The group has also organized transportation networks to help elderly residents and those without vehicles reach healthcare during local closures.
As my visit coincides with yet another weekend closure at Chetwynd’s emergency department, I observe a community adapting to an uncertain healthcare landscape. At the local coffee shop, handwritten notices advise residents of the nearest open facilities. The town’s Facebook group includes a post from a resident offering rides to Fort St. John for anyone needing medical attention.
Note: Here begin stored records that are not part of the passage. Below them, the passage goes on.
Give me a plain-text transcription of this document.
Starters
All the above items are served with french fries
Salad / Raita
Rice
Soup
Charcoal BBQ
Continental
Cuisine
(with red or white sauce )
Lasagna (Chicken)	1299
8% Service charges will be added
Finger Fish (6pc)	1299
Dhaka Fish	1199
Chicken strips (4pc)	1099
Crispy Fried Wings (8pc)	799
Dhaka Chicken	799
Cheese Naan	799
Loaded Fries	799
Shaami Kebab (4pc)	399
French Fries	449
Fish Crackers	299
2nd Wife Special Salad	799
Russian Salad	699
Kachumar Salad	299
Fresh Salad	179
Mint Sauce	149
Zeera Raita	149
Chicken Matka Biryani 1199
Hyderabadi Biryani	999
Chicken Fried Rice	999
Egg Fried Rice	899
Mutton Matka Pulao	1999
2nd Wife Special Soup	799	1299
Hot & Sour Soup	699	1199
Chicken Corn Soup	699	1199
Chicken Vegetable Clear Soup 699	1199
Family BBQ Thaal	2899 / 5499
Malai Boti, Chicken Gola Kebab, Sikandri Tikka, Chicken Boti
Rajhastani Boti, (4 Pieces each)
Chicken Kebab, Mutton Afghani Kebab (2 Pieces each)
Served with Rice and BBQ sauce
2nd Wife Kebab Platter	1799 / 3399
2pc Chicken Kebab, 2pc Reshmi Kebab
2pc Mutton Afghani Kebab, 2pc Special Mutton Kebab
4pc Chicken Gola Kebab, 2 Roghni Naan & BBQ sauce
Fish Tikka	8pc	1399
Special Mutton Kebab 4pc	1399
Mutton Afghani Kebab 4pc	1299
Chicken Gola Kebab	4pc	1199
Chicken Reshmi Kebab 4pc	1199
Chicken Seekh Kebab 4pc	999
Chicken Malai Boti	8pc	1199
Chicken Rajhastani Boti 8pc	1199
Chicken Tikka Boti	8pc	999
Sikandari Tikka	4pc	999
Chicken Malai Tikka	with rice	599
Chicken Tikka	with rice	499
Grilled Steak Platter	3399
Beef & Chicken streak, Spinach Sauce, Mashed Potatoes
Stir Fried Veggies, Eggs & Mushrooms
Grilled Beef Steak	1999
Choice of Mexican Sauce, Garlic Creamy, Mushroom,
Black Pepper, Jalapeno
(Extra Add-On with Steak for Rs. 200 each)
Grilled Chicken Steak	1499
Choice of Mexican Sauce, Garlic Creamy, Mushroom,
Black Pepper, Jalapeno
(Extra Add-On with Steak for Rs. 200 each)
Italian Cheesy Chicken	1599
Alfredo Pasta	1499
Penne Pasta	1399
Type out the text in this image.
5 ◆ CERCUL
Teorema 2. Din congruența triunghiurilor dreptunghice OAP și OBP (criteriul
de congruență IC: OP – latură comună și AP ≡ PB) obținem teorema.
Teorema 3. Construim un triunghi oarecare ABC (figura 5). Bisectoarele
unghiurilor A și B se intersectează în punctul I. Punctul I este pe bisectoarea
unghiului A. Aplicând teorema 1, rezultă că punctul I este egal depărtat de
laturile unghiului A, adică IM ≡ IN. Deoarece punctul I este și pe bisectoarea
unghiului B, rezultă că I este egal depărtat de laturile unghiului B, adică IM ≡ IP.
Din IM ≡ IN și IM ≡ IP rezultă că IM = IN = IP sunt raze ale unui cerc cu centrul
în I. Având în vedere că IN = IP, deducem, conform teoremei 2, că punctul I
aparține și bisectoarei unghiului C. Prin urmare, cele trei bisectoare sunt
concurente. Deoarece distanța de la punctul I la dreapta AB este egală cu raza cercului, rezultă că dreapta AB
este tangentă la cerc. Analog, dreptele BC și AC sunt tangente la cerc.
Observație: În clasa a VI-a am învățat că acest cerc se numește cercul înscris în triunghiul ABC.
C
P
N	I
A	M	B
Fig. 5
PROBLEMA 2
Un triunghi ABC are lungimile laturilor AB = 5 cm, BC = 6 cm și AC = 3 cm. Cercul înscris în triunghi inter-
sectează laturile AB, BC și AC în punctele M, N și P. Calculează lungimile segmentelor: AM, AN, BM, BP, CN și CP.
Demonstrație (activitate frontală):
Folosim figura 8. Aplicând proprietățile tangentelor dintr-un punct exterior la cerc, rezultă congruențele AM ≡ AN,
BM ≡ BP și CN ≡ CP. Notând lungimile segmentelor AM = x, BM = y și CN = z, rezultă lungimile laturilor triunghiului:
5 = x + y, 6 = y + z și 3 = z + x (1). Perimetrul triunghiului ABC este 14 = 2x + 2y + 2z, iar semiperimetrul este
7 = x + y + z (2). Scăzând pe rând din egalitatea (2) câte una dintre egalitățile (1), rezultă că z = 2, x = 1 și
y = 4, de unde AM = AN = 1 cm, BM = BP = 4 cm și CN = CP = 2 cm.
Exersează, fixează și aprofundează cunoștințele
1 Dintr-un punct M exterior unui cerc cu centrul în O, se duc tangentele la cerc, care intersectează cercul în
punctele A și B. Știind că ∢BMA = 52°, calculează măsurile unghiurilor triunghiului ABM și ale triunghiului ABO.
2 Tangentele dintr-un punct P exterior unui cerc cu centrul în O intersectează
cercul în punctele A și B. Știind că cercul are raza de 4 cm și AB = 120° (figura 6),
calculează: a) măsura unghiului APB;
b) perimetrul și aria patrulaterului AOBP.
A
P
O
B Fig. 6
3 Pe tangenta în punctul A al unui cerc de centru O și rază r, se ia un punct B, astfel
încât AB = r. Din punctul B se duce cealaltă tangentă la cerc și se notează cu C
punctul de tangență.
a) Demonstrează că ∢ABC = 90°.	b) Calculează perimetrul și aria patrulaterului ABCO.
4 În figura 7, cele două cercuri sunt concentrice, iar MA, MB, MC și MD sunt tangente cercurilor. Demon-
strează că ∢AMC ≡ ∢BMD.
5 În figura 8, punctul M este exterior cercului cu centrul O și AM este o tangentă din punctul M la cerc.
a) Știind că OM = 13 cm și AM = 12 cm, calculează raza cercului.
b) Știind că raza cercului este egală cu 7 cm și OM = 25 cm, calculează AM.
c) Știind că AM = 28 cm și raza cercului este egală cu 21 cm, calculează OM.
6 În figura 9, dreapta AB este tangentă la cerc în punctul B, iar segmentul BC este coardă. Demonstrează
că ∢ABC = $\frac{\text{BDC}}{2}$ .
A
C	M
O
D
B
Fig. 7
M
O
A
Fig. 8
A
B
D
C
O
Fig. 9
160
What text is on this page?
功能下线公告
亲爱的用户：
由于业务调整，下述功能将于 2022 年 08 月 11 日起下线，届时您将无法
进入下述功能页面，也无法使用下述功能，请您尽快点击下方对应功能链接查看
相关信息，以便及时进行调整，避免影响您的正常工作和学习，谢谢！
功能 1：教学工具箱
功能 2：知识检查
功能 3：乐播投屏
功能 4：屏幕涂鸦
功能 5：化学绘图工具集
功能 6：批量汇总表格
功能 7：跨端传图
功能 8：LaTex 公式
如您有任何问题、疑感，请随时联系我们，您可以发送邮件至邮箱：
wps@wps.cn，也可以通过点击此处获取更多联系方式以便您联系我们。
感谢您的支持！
Dr. Karin Kausky, chair of the Rural Coordination Centre of BC, sees both warning signs and reasons for cautious optimism in northeastern communities.
“These emergency room closures represent a healthcare system at its breaking point,” Kausky says. “But we’re also seeing innovative community responses and a growing recognition that rural healthcare requires fundamentally different approaches than urban models.”
For northeastern residents, the path forward remains unclear. The calendar in Dawson Creek’s staff lounge continues filling with red ink, each mark representing hours when medical emergencies require lengthy detours or dangerous waits.
As Martin Ghostkeeper puts it: “We understand living rural means some compromises. But basic emergency care shouldn’t be one of them.”